When asked whether or not Sutherland had been held accountable for the slip in the national team’s fortunes, and those of the the supporting competitions beneath, Ponting said that while the CA balance sheet was strong, other areas had been either neglected or cut back in favour of stratagems like the Twenty20 Big Bash League. He advocated greater CA control over the goals of the states and the preparation of domestic pitches.

“Business-wise and the last couple years in particular you’d say CA has done a really good job with making the BBL the success they have and other things they’ve done,” Ponting said. “But it’s been at the detriment of something else. State cricket’s funding and coaches that work with them. One thing I think they should do is CA should employ all the state coaches. Take it out of the state’s hands altogether.

“CA should employ them, then they can have some sort of input into the wickets they produce and the teams they pick. Because what we’ve got now is Queensland winning their first five games at home every year on green wickets. Tassie, to keep up, do the same thing. SA did the same thing last year where they had seaming wickets and Chadd Sayers took 50 wickets on Adelaide Oval. Where’s all the spinners?

“They’ve got to have some sort of control over it, otherwise as professionals coaches have to look after themselves. They have to keep themselves in a job, so it’s all about winning which you can understand and it should be. But conditions around the country have got to get back to what they used to be, and each ground have the characteristics they had when I started, which was how you learned a more rounded game.”

Another area Ponting believes CA became complacent was in assuming the next generation of young players would spring up to take the place of the previous generation, leading to the early dumping of Simon Katich. Ponting has written that this decision flabbergasted him, but it was not the only call that did so.

“My view on selection is you only ever make a change if it’s going to make the team better,” he said. “A lot of the changes we made didn’t make the team better, and I don’t care what anybody says. The coach (Tim Nielsen) going when he did didn’t make the team better. I think a lot of the stuff that happened with the Argus review was premeditated stuff that was already in the pipeline and they put this panel together to justify it.

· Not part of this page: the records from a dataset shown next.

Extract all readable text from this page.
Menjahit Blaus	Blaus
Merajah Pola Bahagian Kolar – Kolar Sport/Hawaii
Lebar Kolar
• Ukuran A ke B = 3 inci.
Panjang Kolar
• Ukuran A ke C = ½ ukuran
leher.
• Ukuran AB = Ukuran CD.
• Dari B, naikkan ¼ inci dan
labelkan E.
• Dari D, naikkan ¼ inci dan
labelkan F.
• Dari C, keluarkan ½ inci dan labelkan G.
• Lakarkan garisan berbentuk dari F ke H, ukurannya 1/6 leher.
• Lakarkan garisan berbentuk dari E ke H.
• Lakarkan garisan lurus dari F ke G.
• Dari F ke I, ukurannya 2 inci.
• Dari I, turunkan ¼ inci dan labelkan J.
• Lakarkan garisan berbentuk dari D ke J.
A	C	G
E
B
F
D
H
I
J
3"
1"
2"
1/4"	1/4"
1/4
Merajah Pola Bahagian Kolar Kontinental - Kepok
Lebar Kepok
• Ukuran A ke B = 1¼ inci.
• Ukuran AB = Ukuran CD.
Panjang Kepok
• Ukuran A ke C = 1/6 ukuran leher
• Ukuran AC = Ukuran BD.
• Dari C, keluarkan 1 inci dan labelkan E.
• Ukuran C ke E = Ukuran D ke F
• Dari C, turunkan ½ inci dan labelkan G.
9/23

“My meeting around the Argus review lasted less than an hour. I was dressed in a suit, prepared, notes, I thought I was going to be there all day, thrash everything out for six hours, get my opinions and views on everything. But they asked me a few questions, asked me who was accountable, and I was out. I said to James ‘I need to have a chat to you outside’, we did and it was just like they didn’t really want to hear it.”